The most recent employment report revealed 279,000 new jobs (including revisions to prior months), and an unemployment rate of just 3.6%, which is a 50-year low. Lest anyone think that this month was an anomaly, the last 12 months have registered about 2.6M new jobs (click to enlarge).
Over the last two years, the Federal Reserve, still using economic paradigms from decades ago, assumed that when unemployment goes below 5.0%, inflation would emerge. With this expectation, they proceeded on two economy-damaging measures : raising the FF rate and Quantitative Tightening (i.e. reversal of Quantitative Easing, to the tune of $50B/month).
As the Fed raised the Fed Funds rate all the way up from the appropriate 0% to the far-too-high 2.5%, the yield on the 10-year note is still 2.1%, resulting in a negative yield curve. Similarly, inflation continues to remain muted, even after $23 Trillion and counting of worldwide QE, as I have often pointed out.
Yet, the Federal Reserve STILL wanted to raise interest rates, in direct violation of their own supposed principles regarding both the yield curve and existing inflation. They were exposed as looking at only one indicator : the unemployment rate. Their actions reveal that they think that a low unemployment rate presages inflation, and no other indicator matters.
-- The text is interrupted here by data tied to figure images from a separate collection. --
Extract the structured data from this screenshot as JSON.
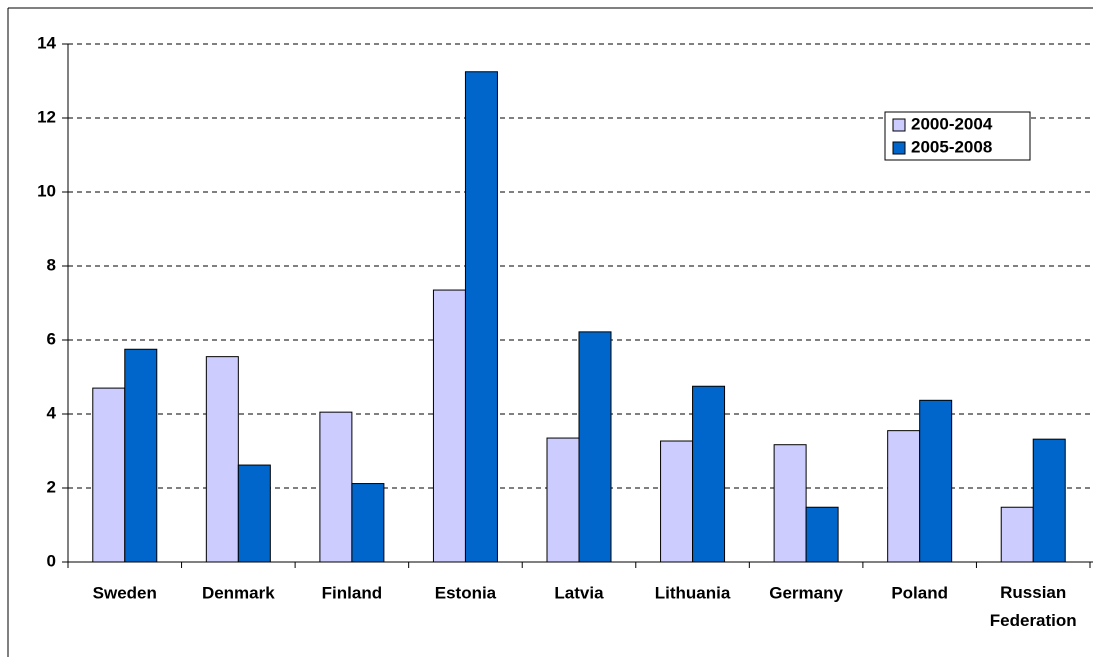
{
  "chart_data": {
    "type": "bar",
    "categories": [
      "Sweden",
      "Denmark",
      "Finland",
      "Estonia",
      "Latvia",
      "Lithuania",
      "Germany",
      "Poland",
      "Russian Federation"
    ],
    "series": [
      {
        "name": "2000-2004",
        "color": "#ccccff",
        "values": [
          4.7,
          5.55,
          4.05,
          7.35,
          3.35,
          3.27,
          3.17,
          3.55,
          1.48
        ]
      },
      {
        "name": "2005-2008",
        "color": "#0066cc",
        "values": [
          5.75,
          2.62,
          2.12,
          13.25,
          6.22,
          4.75,
          1.48,
          4.37,
          3.32
        ]
      }
    ],
    "ylim": [
      0,
      14
    ],
    "yticks": [
      0,
      2,
      4,
      6,
      8,
      10,
      12,
      14
    ],
    "grid": true,
    "legend": "upper right"
  }
}
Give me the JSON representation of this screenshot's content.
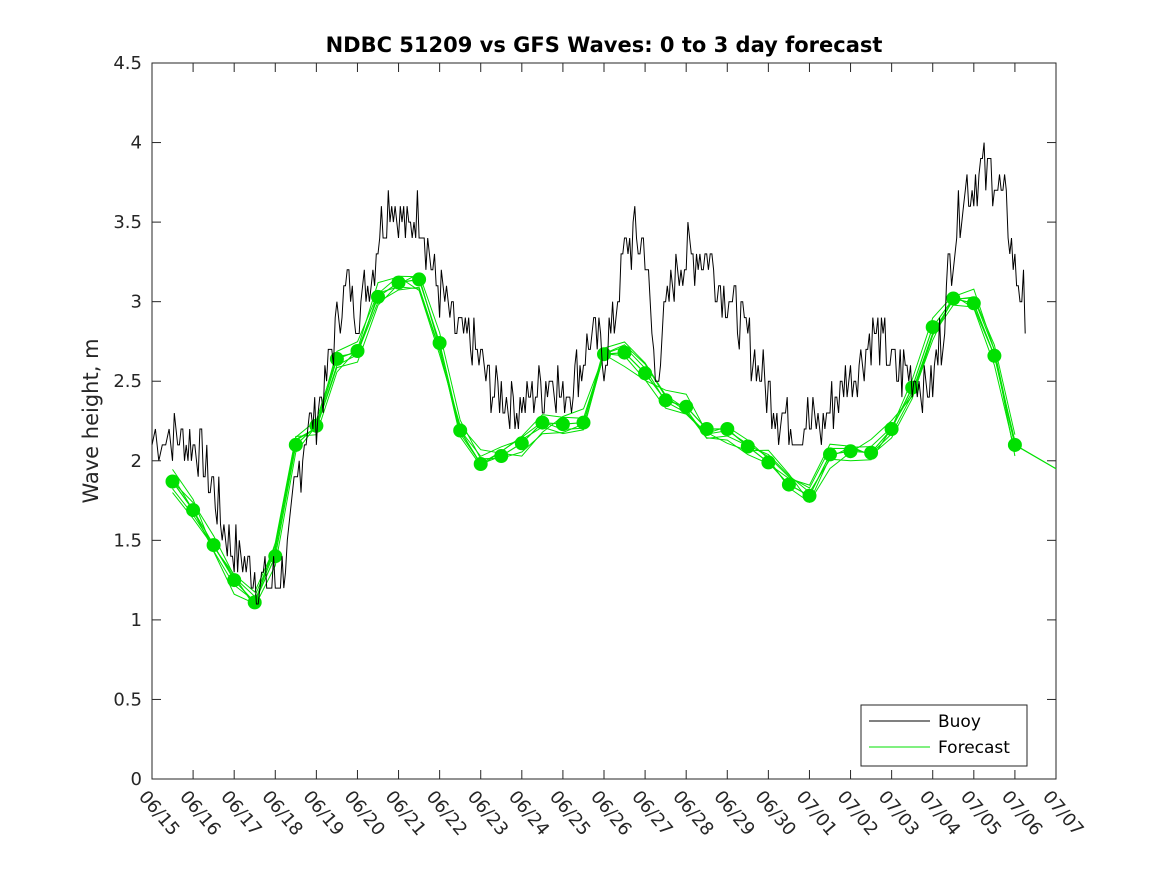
{
  "chart_data": {
    "type": "line",
    "title": "NDBC 51209 vs GFS Waves: 0 to 3 day forecast",
    "xlabel": "",
    "ylabel": "Wave height, m",
    "ylim": [
      0,
      4.5
    ],
    "yticks": [
      "0",
      "0.5",
      "1",
      "1.5",
      "2",
      "2.5",
      "3",
      "3.5",
      "4",
      "4.5"
    ],
    "xticks": [
      "06/15",
      "06/16",
      "06/17",
      "06/18",
      "06/19",
      "06/20",
      "06/21",
      "06/22",
      "06/23",
      "06/24",
      "06/25",
      "06/26",
      "06/27",
      "06/28",
      "06/29",
      "06/30",
      "07/01",
      "07/02",
      "07/03",
      "07/04",
      "07/05",
      "07/06",
      "07/07"
    ],
    "xlim_days": [
      0,
      22
    ],
    "legend": {
      "placement": "bottom-right",
      "entries": [
        "Buoy",
        "Forecast"
      ]
    },
    "colors": {
      "buoy": "#000000",
      "forecast": "#00e000",
      "axes": "#262626"
    },
    "series": [
      {
        "name": "Buoy",
        "x_days": [
          0,
          0.5,
          0.75,
          1,
          1.25,
          1.5,
          1.75,
          2,
          2.25,
          2.5,
          2.75,
          3,
          3.25,
          3.5,
          3.75,
          4,
          4.25,
          4.5,
          4.75,
          5,
          5.25,
          5.5,
          5.75,
          6,
          6.25,
          6.5,
          6.75,
          7,
          7.25,
          7.5,
          7.75,
          8,
          8.25,
          8.5,
          8.75,
          9,
          9.25,
          9.5,
          9.75,
          10,
          10.25,
          10.5,
          10.75,
          11,
          11.25,
          11.5,
          11.75,
          12,
          12.25,
          12.5,
          12.75,
          13,
          13.25,
          13.5,
          13.75,
          14,
          14.25,
          14.5,
          14.75,
          15,
          15.25,
          15.5,
          15.75,
          16,
          16.25,
          16.5,
          16.75,
          17,
          17.25,
          17.5,
          17.75,
          18,
          18.25,
          18.5,
          18.75,
          19,
          19.25,
          19.5,
          19.75,
          20,
          20.25,
          20.5,
          20.75,
          21,
          21.25
        ],
        "values": [
          2.15,
          2.15,
          2.15,
          2.1,
          2.0,
          1.8,
          1.6,
          1.45,
          1.35,
          1.3,
          1.25,
          1.25,
          1.35,
          1.8,
          2.2,
          2.3,
          2.5,
          2.9,
          3.1,
          2.95,
          3.1,
          3.4,
          3.65,
          3.55,
          3.45,
          3.55,
          3.3,
          3.05,
          2.9,
          2.8,
          2.75,
          2.6,
          2.45,
          2.4,
          2.35,
          2.35,
          2.4,
          2.45,
          2.55,
          2.4,
          2.5,
          2.65,
          2.8,
          2.65,
          2.9,
          3.3,
          3.4,
          3.35,
          2.5,
          2.95,
          3.2,
          3.3,
          3.3,
          3.3,
          3.15,
          3.05,
          2.9,
          2.75,
          2.6,
          2.4,
          2.3,
          2.25,
          2.2,
          2.25,
          2.2,
          2.3,
          2.45,
          2.55,
          2.65,
          2.8,
          2.75,
          2.6,
          2.55,
          2.55,
          2.45,
          2.5,
          2.85,
          3.4,
          3.7,
          3.75,
          3.8,
          3.8,
          3.6,
          3.2,
          3.0
        ]
      },
      {
        "name": "Forecast",
        "x_days": [
          0.5,
          1,
          1.5,
          2,
          2.5,
          3,
          3.5,
          4,
          4.5,
          5,
          5.5,
          6,
          6.5,
          7,
          7.5,
          8,
          8.5,
          9,
          9.5,
          10,
          10.5,
          11,
          11.5,
          12,
          12.5,
          13,
          13.5,
          14,
          14.5,
          15,
          15.5,
          16,
          16.5,
          17,
          17.5,
          18,
          18.5,
          19,
          19.5,
          20,
          20.5,
          21
        ],
        "values": [
          1.87,
          1.69,
          1.47,
          1.25,
          1.11,
          1.4,
          2.1,
          2.22,
          2.64,
          2.69,
          3.03,
          3.12,
          3.14,
          2.74,
          2.19,
          1.98,
          2.03,
          2.11,
          2.24,
          2.23,
          2.24,
          2.67,
          2.68,
          2.55,
          2.38,
          2.34,
          2.2,
          2.2,
          2.09,
          1.99,
          1.85,
          1.78,
          2.04,
          2.06,
          2.05,
          2.2,
          2.46,
          2.84,
          3.02,
          2.99,
          2.66,
          2.1
        ]
      }
    ]
  }
}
Now, for the big question : Why do they think any UE rate under 5.0% leads to inflation, and why are they getting it so wrong now?
The answer is because back in the 1950-80 period, too many people having jobs led to excess demand for materially heavy items (cars, houses, etc.). In those days, there was far too little deflationary technology to affect traditional statistics.
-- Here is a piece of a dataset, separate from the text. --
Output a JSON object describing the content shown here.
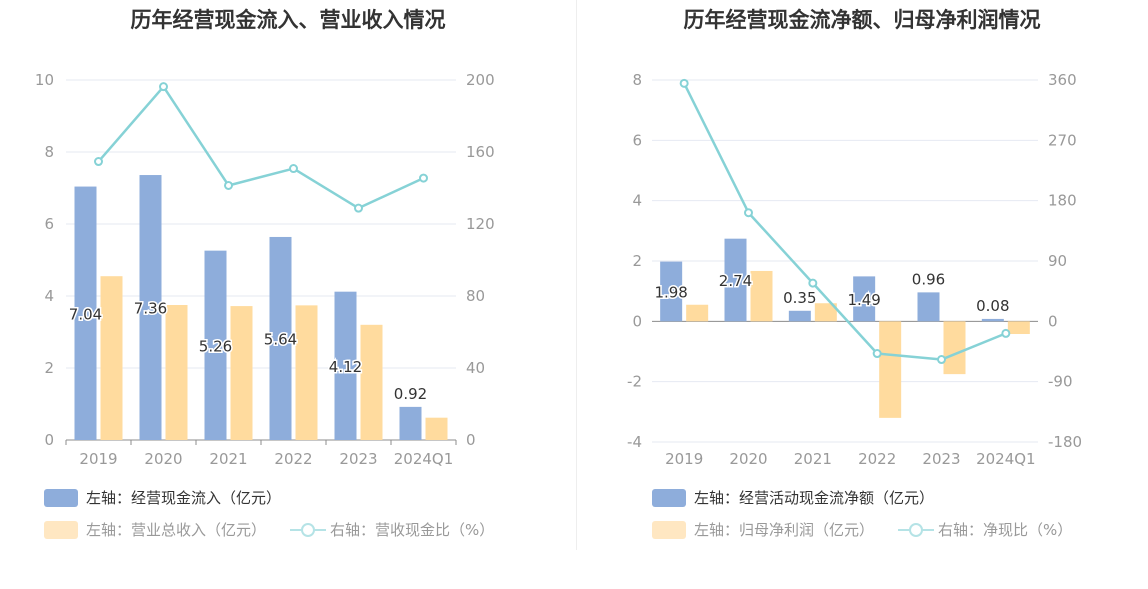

Today, people still buy these things, but a certain portion of their consumption (say, 2%) comprises of software. Software consumes vastly less physical matter to deploy and operate, and never 'runs out of supply', particularly now in the download/streaming era. If Netflix had 10 million new people sign up tomorrow, the cost of servicing them would be very little, and the time spent to sign up all of the new customers would also be negligible. This is not hard to understand at all, except for those who 'know so much that isn't so'. The Federal Reserve has over 600 PhDs, but if they all just cling to the same outdated models and look at just ONE indicator, having 600 PhDs is no better than having one PhD (and, in this case, worse than having zero PhDs).
But alas, the Federal Reserve, (and by extension, most PhD macroeconomists) just cannot adjust to this 21st-century economic reality, even if they cannot explain the lack of inflation, and are incurious about why this is. They are afflicted with a level of 'egghead' groupthink the likes of which exceeds what exists in any other major field today. When this happens, we are often on the brink of a major historical turning point. Analogous situations in the past were when the majority of mechanical engineers in the 1880s insisted that heavier-than-air flying machines large enough to carry even a single human were not possible, and when pre-Copernican astronomers believed the Sun revolved around the Earth.
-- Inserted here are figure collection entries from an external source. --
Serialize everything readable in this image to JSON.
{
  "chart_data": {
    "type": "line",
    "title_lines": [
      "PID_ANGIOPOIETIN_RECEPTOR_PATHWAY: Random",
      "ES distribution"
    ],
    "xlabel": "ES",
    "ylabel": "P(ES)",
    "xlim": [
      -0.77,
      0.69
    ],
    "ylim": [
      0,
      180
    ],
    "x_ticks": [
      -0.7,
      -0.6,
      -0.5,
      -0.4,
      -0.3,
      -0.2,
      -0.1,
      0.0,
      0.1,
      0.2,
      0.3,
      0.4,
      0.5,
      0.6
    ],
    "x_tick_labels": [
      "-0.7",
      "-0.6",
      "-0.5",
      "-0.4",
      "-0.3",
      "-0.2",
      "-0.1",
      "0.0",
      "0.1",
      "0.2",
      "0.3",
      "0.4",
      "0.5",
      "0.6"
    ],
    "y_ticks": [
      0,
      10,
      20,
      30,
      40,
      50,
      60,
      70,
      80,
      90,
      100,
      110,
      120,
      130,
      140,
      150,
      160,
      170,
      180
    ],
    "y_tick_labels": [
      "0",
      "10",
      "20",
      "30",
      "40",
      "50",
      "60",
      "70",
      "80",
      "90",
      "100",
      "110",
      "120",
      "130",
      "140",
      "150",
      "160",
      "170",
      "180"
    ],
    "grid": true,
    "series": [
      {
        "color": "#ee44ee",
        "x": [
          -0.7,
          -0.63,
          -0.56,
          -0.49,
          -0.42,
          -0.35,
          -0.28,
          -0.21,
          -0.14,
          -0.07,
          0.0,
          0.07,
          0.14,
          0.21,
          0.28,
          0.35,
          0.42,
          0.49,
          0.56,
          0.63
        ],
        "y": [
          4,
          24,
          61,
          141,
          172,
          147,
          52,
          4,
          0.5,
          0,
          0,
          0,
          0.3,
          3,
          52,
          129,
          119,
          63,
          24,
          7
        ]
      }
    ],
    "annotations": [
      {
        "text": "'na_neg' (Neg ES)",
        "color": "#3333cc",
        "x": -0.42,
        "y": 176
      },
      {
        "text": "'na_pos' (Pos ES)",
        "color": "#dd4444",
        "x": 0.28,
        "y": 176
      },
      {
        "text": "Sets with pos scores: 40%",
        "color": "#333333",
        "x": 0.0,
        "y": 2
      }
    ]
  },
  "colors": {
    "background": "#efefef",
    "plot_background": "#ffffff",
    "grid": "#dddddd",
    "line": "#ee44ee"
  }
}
The percentage of the total economy that is converging into high-tech (and hence high-deflation) technologies is rising, and is now up to 2.5-3.0% of total world GDP. This disconnect can only widen.
President Trump, seeing what is obvious here, has not just pressured the Federal Reserve to stop raising rates (which they were about to do in late 2018, which would have created the inverted yield curve that they supposedly consider to be troubling), but has recently said that the Fed should lower the Fed Funds rate by 1%, effectively saying that their last four rate hikes were ill-considered. He rightfully flipped the script on them.
Now, normally I would be the first to say a head of state should not pressure a central bank in any way, but in this particular case, the President is correct, and the ivory-tower is wrong. The correct outcome through the wrong channel is not ideal, but the alternative is a needless recession that damages the financial well-being of hundreds of millions of people, and destroys millions of jobs. He is right to push back on this, and anyone who cares about jobs must hope he can halt and reverse their damage-causing trajectory.
In this vein, I urge everyone who is on board with the ATOM concepts, and who wishes to avoid an entirely needless recession, to send polite emails to the Federal Reserve Board of Governors, with a request that they look at the ATOM publication and correct their outdated grasp of monetary effects from liquidity programs, and the necessity of modernizing the field of macroeconomics for the technological age. The website via which to contact them is here :
This is how a version of UBI will eventually happen. We, of course, call it something better : DUES (Direct Universal Exponential Stipend).
The question is, when least expected, such a leader will emerge (probably not in the US), to transition us to this era of new economic realities. It will certainly be someone from the tech industry (the greatest concentration of people who 'get it' regarding what I have just elaborated above). Who will be that leader? A major juncture of history is on the horizon. All roads lead to the ATOM.